背景:
在使用Winscope过程经常会有如下的一些选项供我们进行选择,不同的选项最后就会展示不同的数据项出来。
例如上面勾选了SurfaceFlinger和Transaction后,抓取后就显示了这两个的内容:
但是大家是否有想过,为啥这里一勾选就可以抓取到对应的数据?具体这些数据是哪里来的呢?原理又是什么呢?
这里就拿Transaction这个选项作为案例给大家剖析一下Winscope可以抓取和展示数据的原理
Transaction勾选后抓取命令部分
因为Winscope网页运行抓取,其实主要是靠执行如下的python文件才可以正常运行
python3 $ANDROID_BUILD_TOP/development/tools/winscope/src/adb/winscope_proxy.py
如果没有运行上面的winscope_proxy.py程序,那么整个抓取就无法进行,会显示如下画面。在这里插入图片描述
也就是考就是靠这个winscope_proxy.py程序去手机上抓取相关的数据。
那么选着Transaction选项后抓取Winscope,看看winscope_proxy.py程序的相关输出,看看有没有线索可以查到是如何获取系统的相关Transaction数据。
抓取过程中,发现有如下打印:
# Do not print anything to stdout/stderr in the handler
function stop_trace() {
echo "start" >/data/local/tmp/winscope_signal_handler.log
# redirect stdout/stderr to log file
exec 1>>/data/local/tmp/winscope_signal_handler.log
exec 2>>/data/local/tmp/winscope_signal_handler.log
set -x
trap - EXIT HUP INT
su root service call SurfaceFlinger 1041 i32 0 >/dev/null 2>&1
echo "TRACE_OK" > /data/local/tmp/winscope_status
}
trap stop_trace EXIT HUP INT
echo "Signal handler registered."
su root service call SurfaceFlinger 1041 i32 1
echo "SF transactions recording started."
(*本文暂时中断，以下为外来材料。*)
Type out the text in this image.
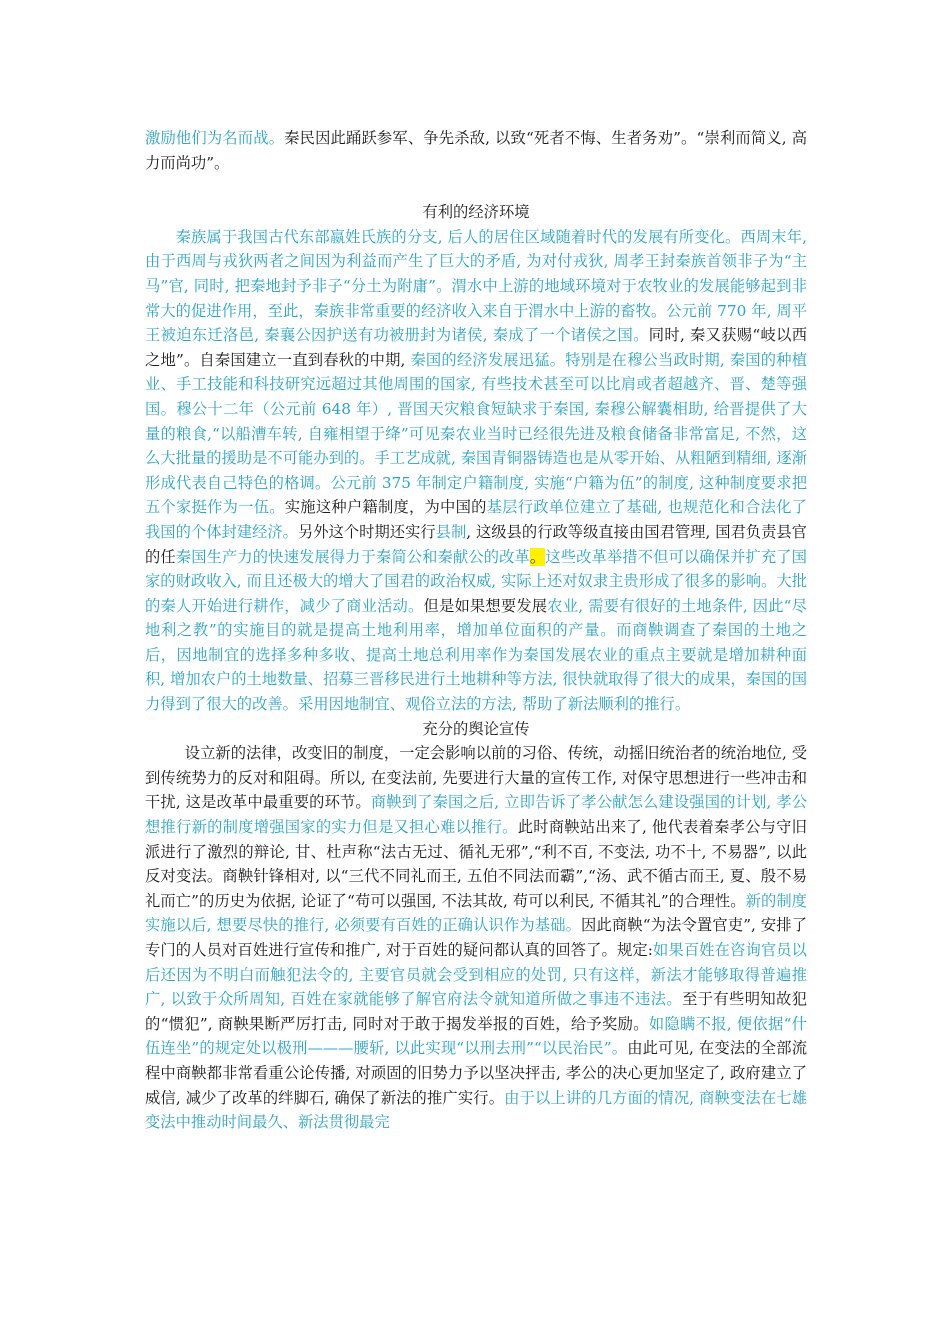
激励他们为名而战。秦民因此踊跃参军、争先杀敌, 以致“死者不悔、生者务劝”。“崇利而简义, 高力而尚功”。

有利的经济环境

秦族属于我国古代东部嬴姓氏族的分支, 后人的居住区域随着时代的发展有所变化。西周末年, 由于西周与戎狄两者之间因为利益而产生了巨大的矛盾, 为对付戎狄, 周孝王封秦族首领非子为“主马”官, 同时, 把秦地封予非子“分土为附庸”。渭水中上游的地域环境对于农牧业的发展能够起到非常大的促进作用，至此，秦族非常重要的经济收入来自于渭水中上游的畜牧。公元前 770 年, 周平王被迫东迁洛邑, 秦襄公因护送有功被册封为诸侯, 秦成了一个诸侯之国。同时, 秦又获赐“岐以西之地”。自秦国建立一直到春秋的中期, 秦国的经济发展迅猛。特别是在穆公当政时期, 秦国的种植业、手工技能和科技研究远超过其他周围的国家, 有些技术甚至可以比肩或者超越齐、晋、楚等强国。穆公十二年（公元前 648 年）, 晋国天灾粮食短缺求于秦国, 秦穆公解囊相助, 给晋提供了大量的粮食,“以船漕车转, 自雍相望于绛”可见秦农业当时已经很先进及粮食储备非常富足, 不然，这么大批量的援助是不可能办到的。手工艺成就, 秦国青铜器铸造也是从零开始、从粗陋到精细, 逐渐形成代表自己特色的格调。公元前 375 年制定户籍制度, 实施“户籍为伍”的制度, 这种制度要求把五个家挺作为一伍。实施这种户籍制度，为中国的基层行政单位建立了基础, 也规范化和合法化了我国的个体封建经济。另外这个时期还实行县制, 这级县的行政等级直接由国君管理, 国君负责县官的任秦国生产力的快速发展得力于秦简公和秦献公的改革。这些改革举措不但可以确保并扩充了国家的财政收入, 而且还极大的增大了国君的政治权威, 实际上还对奴隶主贵形成了很多的影响。大批的秦人开始进行耕作，减少了商业活动。但是如果想要发展农业, 需要有很好的土地条件, 因此“尽地利之教”的实施目的就是提高土地利用率，增加单位面积的产量。而商鞅调查了秦国的土地之后，因地制宜的选择多种多收、提高土地总利用率作为秦国发展农业的重点主要就是增加耕种面积, 增加农户的土地数量、招募三晋移民进行土地耕种等方法, 很快就取得了很大的成果，秦国的国力得到了很大的改善。采用因地制宜、观俗立法的方法, 帮助了新法顺利的推行。

充分的舆论宣传

设立新的法律，改变旧的制度，一定会影响以前的习俗、传统，动摇旧统治者的统治地位, 受到传统势力的反对和阻碍。所以, 在变法前, 先要进行大量的宣传工作, 对保守思想进行一些冲击和干扰, 这是改革中最重要的环节。商鞅到了秦国之后, 立即告诉了孝公献怎么建设强国的计划, 孝公想推行新的制度增强国家的实力但是又担心难以推行。此时商鞅站出来了, 他代表着秦孝公与守旧派进行了激烈的辩论, 甘、杜声称“法古无过、循礼无邪”,“利不百, 不变法, 功不十, 不易器”, 以此反对变法。商鞅针锋相对, 以“三代不同礼而王, 五伯不同法而霸”,“汤、武不循古而王, 夏、殷不易礼而亡”的历史为依据, 论证了“苟可以强国, 不法其故, 苟可以利民, 不循其礼”的合理性。新的制度实施以后, 想要尽快的推行, 必须要有百姓的正确认识作为基础。因此商鞅“为法令置官吏”, 安排了专门的人员对百姓进行宣传和推广, 对于百姓的疑问都认真的回答了。规定:如果百姓在咨询官员以后还因为不明白而触犯法令的, 主要官员就会受到相应的处罚, 只有这样，新法才能够取得普遍推广, 以致于众所周知, 百姓在家就能够了解官府法令就知道所做之事违不违法。至于有些明知故犯的“惯犯”, 商鞅果断严厉打击, 同时对于敢于揭发举报的百姓，给予奖励。如隐瞒不报, 便依据“什伍连坐”的规定处以极刑———腰斩, 以此实现“以刑去刑”“以民治民”。由此可见, 在变法的全部流程中商鞅都非常看重公论传播, 对顽固的旧势力予以坚决抨击, 孝公的决心更加坚定了, 政府建立了威信, 减少了改革的绊脚石, 确保了新法的推广实行。由于以上讲的几方面的情况, 商鞅变法在七雄变法中推动时间最久、新法贯彻最完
2024-11-28 10:58:56,743 - ADBProxy - DEBUG - Call: adb -s emulator-5554 shell su root cat /data/local/tmp/winscope_status
2024-11-28 10:58:56,773 - ADBProxy - DEBUG - Call: adb -s emulator-5554 shell su root rm /data/local/tmp/winscope_status
2024-11-28 10:58:56,787 - ADBProxy - DEBUG - Trace finished successfully on emulator-5554
2024-11-28 10:58:56,787 - ADBProxy - DEBUG - Call: adb -s emulator-5554 shell su root cat /data/local/tmp/winscope_signal_handler.log
2024-11-28 10:58:56,799 - ADBProxy - INFO - POST /end/emulator-5554/ HTTP/1.1 HTTPStatus.OK -
2024-11-28 10:58:56,801 - ADBProxy - INFO - OPTIONS /fetch/emulator-5554/transactions/ HTTP/1.1 HTTPStatus.OK -
2024-11-28 10:58:56,802 - ADBProxy - DEBUG - Call: adb -s emulator-5554 shell su root find /data/misc/wmtrace/ -name transactions_trace.winscope
2024-11-28 10:58:56,814 - ADBProxy - DEBUG - Found file ['/data/misc/wmtrace/transactions_trace.winscope']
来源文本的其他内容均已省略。